--- /dev/null
+========================
+ mClock Config Reference
+========================
+
+.. index:: mclock; configuration
+
+This dmclock related configuration parameters can be applied using mclock
+profiles. The purpose of the mclock profiles is to mask the low level details
+from a user trying to configure mclock for a specific purpose. At a high level,
+for each OSD in the enviroment the steps involve,
+
+- providing an input related to the total capacity of OSD(s) and
+- choosing the desired mclock profile to enable
+
+Based on the profile specified, the OSD determines and applies the lower level
+mclock and Ceph parameters. The parameters applied by the mclock profile
+enables tuning of the QoS between client, background recovery/backfill ops and
+other internal entities (aka best effort clients) within Ceph that generate IOPS
+(for e.g. scrubs, snap trim, PG deletions etc.).
+
+
+.. index:: mclock; profile definition
+
+mClock Profiles - Definition and Purpose
+========================================
+
+A mclock profile is *“a configuration setting that when applied on a running
+Ceph cluster enables the throttling of the operations(IOPS) belonging to
+different client classes (background recovery, scrub, snaptrim, client op,
+osd subop)”*.
+
+The purpose of the mclock profile is to help with the following,
+
+- Based on the capacity limits provided and the mclock profile selected,
+ determine the low level mclock resource control parameters,
+- Transparently apply the lower level mclock resource control parameters and
+ some Ceph configuration parameters depending on the profile.
+
+The lower level mclock resource control parameters are the *reservation, weight
+and limit* that provide control of the resource shares as already described in
+the `OSD Config Reference`_ section.
+
+
+.. index:: mclock; profile types
+
+mClock Profile Types
+====================
+
+mclock profiles can be broadly classified into two types,
+
+- **Built-in**: A user can choose between the following built-in profiles types,
+
+ - **high_client_ops** (*default*):
+ This profile allocates more reservation and limit to external clients ops
+ when compared to background recoveries and other internal clients within
+ Ceph. This profile is enabled by default.

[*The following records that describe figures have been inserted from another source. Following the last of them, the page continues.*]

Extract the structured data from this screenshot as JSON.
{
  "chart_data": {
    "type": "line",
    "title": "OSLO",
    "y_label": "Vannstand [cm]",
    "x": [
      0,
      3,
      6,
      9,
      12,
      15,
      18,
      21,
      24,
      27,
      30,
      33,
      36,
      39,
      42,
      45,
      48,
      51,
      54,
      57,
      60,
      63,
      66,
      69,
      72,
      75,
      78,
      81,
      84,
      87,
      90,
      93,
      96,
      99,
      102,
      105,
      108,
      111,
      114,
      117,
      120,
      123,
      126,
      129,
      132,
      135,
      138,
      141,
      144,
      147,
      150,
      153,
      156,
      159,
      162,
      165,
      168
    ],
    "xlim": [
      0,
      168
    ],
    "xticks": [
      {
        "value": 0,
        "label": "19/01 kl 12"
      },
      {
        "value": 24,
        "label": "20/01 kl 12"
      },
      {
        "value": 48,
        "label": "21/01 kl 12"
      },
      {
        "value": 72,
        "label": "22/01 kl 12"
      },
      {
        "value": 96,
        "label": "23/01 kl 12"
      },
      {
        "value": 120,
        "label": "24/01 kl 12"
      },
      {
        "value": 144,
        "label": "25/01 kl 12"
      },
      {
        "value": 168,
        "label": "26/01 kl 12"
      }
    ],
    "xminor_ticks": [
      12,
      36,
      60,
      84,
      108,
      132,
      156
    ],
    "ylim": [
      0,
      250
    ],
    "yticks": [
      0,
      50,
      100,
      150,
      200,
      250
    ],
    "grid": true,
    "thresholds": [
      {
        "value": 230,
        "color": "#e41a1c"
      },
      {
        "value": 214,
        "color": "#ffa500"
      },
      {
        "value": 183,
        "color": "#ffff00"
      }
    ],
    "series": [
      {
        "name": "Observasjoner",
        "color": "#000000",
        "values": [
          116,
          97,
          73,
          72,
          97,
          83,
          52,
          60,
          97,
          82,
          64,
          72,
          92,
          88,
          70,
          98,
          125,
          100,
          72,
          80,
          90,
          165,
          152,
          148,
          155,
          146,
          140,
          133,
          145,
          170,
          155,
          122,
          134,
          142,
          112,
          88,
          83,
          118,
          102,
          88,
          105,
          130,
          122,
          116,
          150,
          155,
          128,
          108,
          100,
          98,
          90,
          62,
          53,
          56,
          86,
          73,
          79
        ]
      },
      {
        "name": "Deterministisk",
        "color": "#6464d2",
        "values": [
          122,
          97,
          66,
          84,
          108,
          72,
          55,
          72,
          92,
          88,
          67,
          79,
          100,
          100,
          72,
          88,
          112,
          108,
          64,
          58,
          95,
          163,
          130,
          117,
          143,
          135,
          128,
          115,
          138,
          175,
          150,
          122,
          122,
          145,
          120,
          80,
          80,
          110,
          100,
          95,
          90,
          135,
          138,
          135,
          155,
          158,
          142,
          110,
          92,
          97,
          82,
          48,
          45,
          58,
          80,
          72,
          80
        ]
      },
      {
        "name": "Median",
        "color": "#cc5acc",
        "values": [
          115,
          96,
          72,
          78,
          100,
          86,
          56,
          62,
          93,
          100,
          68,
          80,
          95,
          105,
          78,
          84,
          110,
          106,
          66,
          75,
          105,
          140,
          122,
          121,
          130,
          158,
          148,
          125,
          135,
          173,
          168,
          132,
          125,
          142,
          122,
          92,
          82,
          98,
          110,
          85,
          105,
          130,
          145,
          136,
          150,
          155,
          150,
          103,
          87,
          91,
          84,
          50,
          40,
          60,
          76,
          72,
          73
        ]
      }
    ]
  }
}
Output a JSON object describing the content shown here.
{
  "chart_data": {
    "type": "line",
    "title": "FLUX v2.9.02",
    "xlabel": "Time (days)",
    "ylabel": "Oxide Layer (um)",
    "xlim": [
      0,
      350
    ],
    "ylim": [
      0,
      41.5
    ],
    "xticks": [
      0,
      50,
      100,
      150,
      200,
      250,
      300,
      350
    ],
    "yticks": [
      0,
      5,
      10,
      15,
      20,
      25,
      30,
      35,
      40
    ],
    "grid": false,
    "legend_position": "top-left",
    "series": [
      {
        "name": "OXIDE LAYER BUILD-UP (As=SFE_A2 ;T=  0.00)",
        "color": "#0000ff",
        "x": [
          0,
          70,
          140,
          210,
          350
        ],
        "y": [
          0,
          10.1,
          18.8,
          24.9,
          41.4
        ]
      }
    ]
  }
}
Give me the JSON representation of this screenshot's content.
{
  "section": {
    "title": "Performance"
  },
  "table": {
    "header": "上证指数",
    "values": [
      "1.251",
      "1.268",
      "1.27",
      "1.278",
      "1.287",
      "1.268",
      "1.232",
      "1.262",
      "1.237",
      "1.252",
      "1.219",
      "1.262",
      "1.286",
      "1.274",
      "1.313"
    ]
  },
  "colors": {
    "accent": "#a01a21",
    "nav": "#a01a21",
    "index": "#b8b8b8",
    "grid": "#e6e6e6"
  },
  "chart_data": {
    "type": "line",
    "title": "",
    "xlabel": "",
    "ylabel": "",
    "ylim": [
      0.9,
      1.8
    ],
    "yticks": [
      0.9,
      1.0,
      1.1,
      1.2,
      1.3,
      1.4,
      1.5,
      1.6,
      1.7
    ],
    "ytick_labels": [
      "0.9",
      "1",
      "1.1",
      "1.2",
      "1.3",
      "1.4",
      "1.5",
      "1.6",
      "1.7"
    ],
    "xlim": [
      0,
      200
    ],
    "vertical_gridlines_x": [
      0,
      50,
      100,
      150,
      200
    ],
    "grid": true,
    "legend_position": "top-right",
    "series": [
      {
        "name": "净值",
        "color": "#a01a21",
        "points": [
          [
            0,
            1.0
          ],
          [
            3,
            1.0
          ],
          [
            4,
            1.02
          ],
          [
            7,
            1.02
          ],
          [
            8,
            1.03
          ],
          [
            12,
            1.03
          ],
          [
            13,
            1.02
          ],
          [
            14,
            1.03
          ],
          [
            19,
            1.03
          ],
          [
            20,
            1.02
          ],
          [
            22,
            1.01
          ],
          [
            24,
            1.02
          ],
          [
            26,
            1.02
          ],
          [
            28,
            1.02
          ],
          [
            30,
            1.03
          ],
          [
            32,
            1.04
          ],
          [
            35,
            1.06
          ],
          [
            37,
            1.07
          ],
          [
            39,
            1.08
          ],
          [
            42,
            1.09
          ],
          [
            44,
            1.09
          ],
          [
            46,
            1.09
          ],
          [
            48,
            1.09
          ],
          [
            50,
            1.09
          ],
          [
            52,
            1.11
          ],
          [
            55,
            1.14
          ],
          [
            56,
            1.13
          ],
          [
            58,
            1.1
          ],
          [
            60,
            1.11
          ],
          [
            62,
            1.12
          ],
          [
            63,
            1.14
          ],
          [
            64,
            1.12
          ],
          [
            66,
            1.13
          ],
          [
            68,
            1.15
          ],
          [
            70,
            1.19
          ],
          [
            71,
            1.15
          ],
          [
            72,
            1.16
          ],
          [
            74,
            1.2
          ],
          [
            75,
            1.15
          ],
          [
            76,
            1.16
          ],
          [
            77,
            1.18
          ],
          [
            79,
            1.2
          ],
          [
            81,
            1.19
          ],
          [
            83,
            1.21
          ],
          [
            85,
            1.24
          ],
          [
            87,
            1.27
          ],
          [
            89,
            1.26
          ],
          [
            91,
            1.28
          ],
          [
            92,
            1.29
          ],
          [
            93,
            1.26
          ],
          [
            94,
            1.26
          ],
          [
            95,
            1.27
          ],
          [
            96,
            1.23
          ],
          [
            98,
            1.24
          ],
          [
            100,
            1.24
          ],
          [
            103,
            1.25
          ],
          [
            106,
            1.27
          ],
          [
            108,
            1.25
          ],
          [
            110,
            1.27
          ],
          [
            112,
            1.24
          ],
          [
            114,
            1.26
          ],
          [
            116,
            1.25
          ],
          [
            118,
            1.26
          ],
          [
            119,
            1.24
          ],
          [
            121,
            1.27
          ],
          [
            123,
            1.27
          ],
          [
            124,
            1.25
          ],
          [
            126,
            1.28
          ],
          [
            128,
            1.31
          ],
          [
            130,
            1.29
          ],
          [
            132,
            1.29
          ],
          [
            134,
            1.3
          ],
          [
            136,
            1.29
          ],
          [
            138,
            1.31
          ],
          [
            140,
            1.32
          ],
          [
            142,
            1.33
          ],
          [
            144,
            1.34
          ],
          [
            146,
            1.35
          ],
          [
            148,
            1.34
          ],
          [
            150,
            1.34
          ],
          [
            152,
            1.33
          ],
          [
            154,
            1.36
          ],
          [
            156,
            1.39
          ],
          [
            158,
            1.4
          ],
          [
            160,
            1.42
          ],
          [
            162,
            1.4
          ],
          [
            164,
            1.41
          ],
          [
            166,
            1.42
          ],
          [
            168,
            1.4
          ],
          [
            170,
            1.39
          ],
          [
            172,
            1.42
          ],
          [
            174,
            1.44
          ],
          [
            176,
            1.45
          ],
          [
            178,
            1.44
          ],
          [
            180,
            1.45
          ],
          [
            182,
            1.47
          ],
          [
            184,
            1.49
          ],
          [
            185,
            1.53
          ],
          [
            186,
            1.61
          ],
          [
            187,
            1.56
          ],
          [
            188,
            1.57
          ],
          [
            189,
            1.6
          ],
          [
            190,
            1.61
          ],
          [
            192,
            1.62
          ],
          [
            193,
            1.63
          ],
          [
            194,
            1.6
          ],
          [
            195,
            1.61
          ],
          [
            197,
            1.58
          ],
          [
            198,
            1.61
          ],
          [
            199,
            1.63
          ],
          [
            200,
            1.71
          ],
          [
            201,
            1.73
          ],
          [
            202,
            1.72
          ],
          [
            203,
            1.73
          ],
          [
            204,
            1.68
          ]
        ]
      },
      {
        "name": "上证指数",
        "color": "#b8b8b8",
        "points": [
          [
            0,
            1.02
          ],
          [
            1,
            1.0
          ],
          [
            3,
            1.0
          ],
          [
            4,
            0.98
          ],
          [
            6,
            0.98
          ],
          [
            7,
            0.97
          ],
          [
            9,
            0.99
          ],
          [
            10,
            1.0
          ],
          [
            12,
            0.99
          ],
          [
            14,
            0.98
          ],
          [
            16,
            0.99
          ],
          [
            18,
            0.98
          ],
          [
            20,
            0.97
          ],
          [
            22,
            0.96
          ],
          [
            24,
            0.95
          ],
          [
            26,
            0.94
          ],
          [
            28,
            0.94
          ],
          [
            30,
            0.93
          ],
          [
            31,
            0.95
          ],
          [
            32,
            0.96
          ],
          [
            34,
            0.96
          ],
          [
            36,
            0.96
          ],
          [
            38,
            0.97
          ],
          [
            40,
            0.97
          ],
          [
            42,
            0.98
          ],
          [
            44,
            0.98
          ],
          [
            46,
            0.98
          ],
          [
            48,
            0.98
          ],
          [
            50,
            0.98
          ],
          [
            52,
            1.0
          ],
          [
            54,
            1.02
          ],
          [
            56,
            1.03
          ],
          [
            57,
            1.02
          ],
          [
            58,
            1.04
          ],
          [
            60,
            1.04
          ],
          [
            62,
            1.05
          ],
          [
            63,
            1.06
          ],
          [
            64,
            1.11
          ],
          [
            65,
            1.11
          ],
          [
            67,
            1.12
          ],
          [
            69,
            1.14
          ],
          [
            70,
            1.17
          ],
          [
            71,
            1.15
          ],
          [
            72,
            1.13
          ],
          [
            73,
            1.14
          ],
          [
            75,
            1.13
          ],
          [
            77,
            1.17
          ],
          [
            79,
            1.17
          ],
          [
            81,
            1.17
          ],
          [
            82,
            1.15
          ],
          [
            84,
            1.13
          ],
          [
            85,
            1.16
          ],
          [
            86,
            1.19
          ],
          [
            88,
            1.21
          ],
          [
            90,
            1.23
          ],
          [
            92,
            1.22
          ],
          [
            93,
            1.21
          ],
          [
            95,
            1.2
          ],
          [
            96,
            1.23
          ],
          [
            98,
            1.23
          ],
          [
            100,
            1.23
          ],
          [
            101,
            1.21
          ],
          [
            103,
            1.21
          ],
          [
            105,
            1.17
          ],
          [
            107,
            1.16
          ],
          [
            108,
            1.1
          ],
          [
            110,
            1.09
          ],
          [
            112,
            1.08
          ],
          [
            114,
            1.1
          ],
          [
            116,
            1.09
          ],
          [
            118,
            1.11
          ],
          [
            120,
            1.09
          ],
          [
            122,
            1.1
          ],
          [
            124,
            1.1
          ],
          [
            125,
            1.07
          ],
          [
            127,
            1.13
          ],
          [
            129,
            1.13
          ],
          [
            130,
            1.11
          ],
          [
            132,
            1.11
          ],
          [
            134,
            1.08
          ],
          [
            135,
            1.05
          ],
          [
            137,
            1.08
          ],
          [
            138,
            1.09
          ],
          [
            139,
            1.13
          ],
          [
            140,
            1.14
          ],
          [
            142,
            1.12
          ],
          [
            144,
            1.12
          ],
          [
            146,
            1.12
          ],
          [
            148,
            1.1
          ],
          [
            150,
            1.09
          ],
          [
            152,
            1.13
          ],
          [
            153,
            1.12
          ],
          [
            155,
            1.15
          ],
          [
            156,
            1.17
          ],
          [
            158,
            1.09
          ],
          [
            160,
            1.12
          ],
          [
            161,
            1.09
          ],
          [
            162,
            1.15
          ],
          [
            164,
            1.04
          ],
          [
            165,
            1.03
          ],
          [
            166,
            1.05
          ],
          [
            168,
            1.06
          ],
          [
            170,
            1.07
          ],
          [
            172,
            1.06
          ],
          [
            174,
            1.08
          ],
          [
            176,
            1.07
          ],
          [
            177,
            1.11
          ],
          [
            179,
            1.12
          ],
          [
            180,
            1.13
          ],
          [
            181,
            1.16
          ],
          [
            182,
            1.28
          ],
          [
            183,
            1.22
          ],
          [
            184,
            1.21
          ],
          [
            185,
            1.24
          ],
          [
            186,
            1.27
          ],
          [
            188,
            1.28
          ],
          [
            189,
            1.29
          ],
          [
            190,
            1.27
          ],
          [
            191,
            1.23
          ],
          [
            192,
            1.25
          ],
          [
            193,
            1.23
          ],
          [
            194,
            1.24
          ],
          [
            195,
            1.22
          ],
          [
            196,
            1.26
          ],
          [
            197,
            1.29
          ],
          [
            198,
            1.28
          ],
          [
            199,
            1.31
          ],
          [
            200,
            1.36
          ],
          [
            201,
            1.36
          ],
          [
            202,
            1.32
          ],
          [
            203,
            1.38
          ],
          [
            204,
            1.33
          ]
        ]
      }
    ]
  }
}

+ - **high_recovery_ops**:
+ This profile allocates more reservation to background recoveries when
+ compared to external clients and other internal clients within Ceph. For
+ e.g. an admin may enable this profile temporarily to speed-up background
+ recoveries during non-peak hours.
+ - **balanced**:
+ This profile allocates equal reservations to client ops and background
+ recovery ops.
+
+- **Custom**: A user may enable this profile to have complete control over all the
+ mclock and Ceph configuration parameters. Using this profile is not
+ recommended unless one has a deep understanding of mclock and the related
+ Ceph configuration options.
+
+.. note:: Across the built-in profiles, for internal clients of mclock (for e.g.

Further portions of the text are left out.